Today’s Tip is a simple one … in genealogy there are some things we must never forget and we must always accept.
If you saw my posts three days ago, you know that January 27th is International Holocaust Remembrance Day. A day and a horrific event that we must never forget, especially as genealogists.
As genealogists and family historians we are most likely more aware of the differences that permeate our families. Most families are far from ‘pure’ anything. We may go back a long, long way in lots of places — for instance my Phillips family was in Cornwall from at least the 1536 to 1912, with Cornishmen marrying Cornishwomen. But then … my Gramps emigrated, my Nana emigrated and when my Dad got married, he married a nice Bohemian girl!
My wife’s family was 100% Italian … until I came along!
So the incredible horror of the holocaust … of one group of people deciding that other groups of people needed to be eradicated from the Earth should be even more horrific in our eyes, I believe.
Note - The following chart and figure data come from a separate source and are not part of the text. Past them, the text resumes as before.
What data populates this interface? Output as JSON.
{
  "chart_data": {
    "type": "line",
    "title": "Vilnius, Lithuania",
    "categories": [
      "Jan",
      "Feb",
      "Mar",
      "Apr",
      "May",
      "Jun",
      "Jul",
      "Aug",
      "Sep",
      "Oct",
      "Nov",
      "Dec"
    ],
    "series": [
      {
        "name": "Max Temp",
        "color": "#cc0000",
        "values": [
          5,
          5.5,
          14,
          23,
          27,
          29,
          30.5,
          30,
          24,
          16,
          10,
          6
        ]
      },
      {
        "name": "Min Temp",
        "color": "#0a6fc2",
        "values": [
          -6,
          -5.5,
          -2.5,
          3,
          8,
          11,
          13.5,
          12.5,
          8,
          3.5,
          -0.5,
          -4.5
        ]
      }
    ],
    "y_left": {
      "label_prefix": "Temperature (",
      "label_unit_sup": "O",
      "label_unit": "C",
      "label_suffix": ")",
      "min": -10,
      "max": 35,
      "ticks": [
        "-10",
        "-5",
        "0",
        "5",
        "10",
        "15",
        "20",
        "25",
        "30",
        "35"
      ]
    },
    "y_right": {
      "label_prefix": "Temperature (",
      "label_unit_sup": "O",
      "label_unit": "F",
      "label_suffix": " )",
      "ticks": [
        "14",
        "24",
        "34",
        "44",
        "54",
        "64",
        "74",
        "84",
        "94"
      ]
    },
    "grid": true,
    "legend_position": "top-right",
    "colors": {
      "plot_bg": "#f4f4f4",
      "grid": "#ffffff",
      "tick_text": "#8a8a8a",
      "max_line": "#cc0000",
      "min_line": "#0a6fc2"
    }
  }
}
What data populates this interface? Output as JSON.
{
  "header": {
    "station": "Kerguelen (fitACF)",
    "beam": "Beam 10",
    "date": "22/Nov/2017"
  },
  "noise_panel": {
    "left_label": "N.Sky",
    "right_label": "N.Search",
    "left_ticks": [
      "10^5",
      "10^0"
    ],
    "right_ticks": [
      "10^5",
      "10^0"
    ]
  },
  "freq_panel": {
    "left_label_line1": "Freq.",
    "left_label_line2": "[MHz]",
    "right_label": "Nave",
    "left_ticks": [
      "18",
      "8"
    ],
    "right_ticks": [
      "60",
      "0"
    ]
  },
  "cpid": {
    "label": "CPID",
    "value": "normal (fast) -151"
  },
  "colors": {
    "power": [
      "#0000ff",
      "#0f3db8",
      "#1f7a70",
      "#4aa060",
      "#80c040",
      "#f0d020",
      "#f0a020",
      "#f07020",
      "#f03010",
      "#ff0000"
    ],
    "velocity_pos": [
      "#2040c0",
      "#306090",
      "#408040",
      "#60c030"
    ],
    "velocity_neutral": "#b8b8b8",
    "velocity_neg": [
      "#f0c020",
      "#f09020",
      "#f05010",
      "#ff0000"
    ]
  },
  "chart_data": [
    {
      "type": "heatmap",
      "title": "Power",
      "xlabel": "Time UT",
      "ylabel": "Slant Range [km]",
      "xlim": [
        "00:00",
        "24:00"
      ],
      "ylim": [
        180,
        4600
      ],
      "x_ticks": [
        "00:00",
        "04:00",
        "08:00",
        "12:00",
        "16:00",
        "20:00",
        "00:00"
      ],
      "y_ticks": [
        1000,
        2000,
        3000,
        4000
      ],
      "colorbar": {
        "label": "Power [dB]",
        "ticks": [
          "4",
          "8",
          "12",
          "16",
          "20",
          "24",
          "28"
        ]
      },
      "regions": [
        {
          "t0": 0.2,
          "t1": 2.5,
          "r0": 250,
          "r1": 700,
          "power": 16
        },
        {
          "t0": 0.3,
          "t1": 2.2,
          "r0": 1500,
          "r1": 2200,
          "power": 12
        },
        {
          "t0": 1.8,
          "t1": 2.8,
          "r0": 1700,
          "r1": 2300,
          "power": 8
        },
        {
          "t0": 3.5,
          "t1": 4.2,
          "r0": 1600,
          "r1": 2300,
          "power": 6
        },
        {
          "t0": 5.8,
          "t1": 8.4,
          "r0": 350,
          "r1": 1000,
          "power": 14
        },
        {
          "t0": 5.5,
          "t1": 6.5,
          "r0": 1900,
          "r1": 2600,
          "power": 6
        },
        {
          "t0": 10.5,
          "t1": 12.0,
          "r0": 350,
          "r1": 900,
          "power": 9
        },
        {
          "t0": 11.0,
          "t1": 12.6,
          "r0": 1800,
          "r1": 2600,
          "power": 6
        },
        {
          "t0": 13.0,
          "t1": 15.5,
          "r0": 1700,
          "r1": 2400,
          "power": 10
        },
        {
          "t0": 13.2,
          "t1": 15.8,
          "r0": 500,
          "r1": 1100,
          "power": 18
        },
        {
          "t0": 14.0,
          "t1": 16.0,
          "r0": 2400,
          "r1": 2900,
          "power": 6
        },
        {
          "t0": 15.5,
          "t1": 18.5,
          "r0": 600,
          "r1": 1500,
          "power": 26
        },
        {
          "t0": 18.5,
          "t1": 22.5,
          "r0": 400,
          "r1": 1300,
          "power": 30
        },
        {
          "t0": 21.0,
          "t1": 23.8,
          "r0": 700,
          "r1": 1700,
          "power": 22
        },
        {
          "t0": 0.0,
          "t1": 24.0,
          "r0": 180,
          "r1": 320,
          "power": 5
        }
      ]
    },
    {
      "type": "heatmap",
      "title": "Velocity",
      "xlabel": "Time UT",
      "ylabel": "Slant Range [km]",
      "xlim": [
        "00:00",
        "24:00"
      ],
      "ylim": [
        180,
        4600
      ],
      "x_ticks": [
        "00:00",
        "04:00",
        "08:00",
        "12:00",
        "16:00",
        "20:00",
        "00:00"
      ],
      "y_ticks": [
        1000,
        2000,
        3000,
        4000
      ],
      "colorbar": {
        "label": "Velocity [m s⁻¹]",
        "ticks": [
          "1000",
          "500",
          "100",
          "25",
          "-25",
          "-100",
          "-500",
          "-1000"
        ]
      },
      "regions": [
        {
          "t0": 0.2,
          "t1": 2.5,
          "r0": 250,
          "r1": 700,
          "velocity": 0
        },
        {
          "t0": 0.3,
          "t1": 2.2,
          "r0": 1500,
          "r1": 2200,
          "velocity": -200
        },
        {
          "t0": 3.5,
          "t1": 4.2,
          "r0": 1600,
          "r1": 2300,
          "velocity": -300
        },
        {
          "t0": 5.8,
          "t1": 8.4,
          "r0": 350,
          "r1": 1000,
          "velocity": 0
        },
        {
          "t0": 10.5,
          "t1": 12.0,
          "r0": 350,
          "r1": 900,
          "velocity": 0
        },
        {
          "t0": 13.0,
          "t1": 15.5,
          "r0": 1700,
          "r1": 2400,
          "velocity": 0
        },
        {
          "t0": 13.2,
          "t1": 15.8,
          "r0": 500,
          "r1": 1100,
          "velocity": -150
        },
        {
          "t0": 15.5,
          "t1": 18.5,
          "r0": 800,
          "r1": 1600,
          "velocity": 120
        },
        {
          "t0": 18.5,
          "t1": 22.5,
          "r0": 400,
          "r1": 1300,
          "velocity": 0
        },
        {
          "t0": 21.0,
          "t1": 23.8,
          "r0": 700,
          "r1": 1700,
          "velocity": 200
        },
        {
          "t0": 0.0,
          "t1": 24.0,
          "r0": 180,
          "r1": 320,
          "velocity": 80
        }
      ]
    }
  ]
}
The mere fact that these people were Jewish or Gypsies, homosexual, or mix-blooded, or followed different philosophical policies was not any reason to try and exterminate them!
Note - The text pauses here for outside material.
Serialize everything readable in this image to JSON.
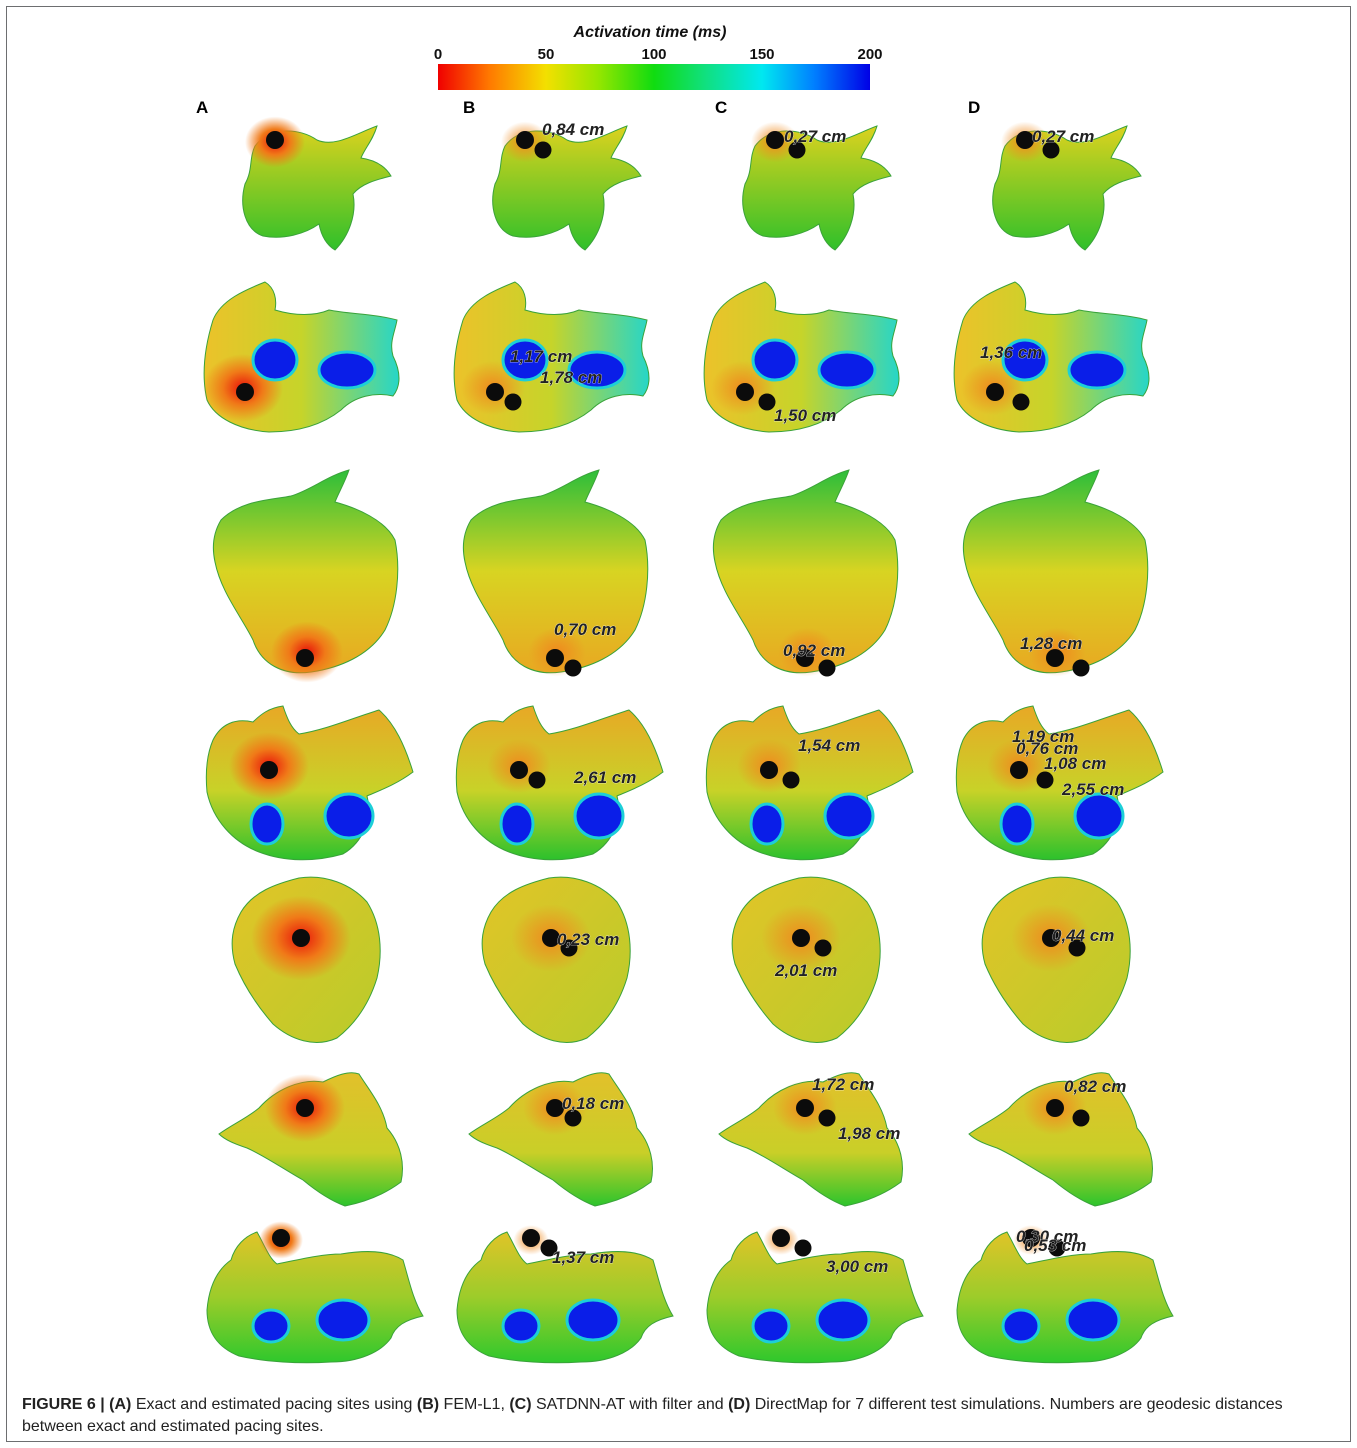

As a person with Bohemian blood in his veins, I also know of the attempted genocide against the Bohemians by the Hapsburgs.
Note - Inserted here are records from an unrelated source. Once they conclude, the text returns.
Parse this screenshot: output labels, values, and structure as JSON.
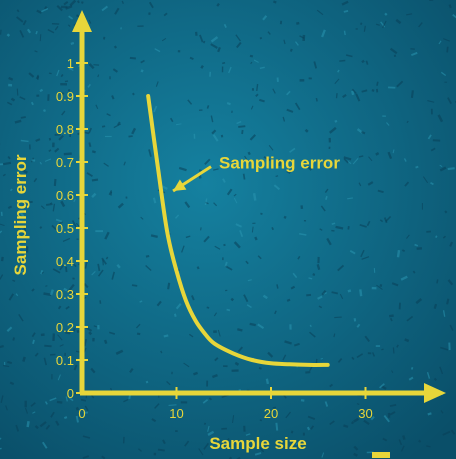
{
  "colors": {
    "background": "#0e6f8c",
    "background_dark": "#0a4f69",
    "speckle": "#0a3f57",
    "accent": "#e7d63a"
  },
  "chart_data": {
    "type": "line",
    "xlabel": "Sample size",
    "ylabel": "Sampling error",
    "xlim": [
      0,
      36
    ],
    "ylim": [
      0,
      1.05
    ],
    "x_ticks": [
      "0",
      "10",
      "20",
      "30"
    ],
    "y_ticks": [
      "0",
      "0.1",
      "0.2",
      "0.3",
      "0.4",
      "0.5",
      "0.6",
      "0.7",
      "0.8",
      "0.9",
      "1"
    ],
    "series": [
      {
        "values_x": [
          7,
          8,
          9,
          10,
          11,
          12,
          13,
          14,
          16,
          18,
          20,
          22,
          24,
          26
        ],
        "values_y": [
          0.9,
          0.69,
          0.49,
          0.37,
          0.28,
          0.22,
          0.18,
          0.15,
          0.12,
          0.1,
          0.09,
          0.087,
          0.085,
          0.085
        ]
      }
    ],
    "annotations": [
      {
        "text": "Sampling error",
        "x": 14.5,
        "y": 0.68,
        "arrow_to_x": 9,
        "arrow_to_y": 0.6
      }
    ]
  }
}
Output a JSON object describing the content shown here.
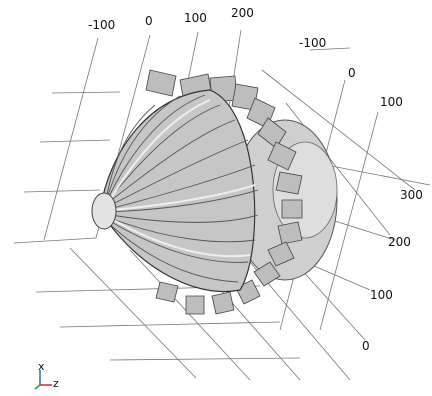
{
  "graphics": {
    "ticks_top": [
      "-100",
      "0",
      "100",
      "200"
    ],
    "ticks_right_upper": [
      "-100",
      "0",
      "100"
    ],
    "ticks_right_lower": [
      "300",
      "200",
      "100",
      "0"
    ]
  },
  "triad": {
    "x_label": "x",
    "z_label": "z",
    "colors": {
      "x": "#1f77b4",
      "y": "#2ca02c",
      "z": "#d62728"
    }
  },
  "model": {
    "fill_color": "#bdbdbd",
    "edge_color": "#4a4a4a"
  }
}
Additionally, I am the son of a Liberator. Consequently, I have heard first hand accounts of the horrors of the holocaust. My father was with the first liberators of Langenstein Concentration Camp. He saw, witnessed, and vomited at the horror of the camps. He was effected by it his whole life. While he rarely spoke of it, he did finally tell his stories one time … because, thank God, he wanted my children to hear what it was like and what it did to him.
So …. never forget the Holocaust. Never forget that none of us are probably pure anything!
Be accepting of others and be ever vigilant!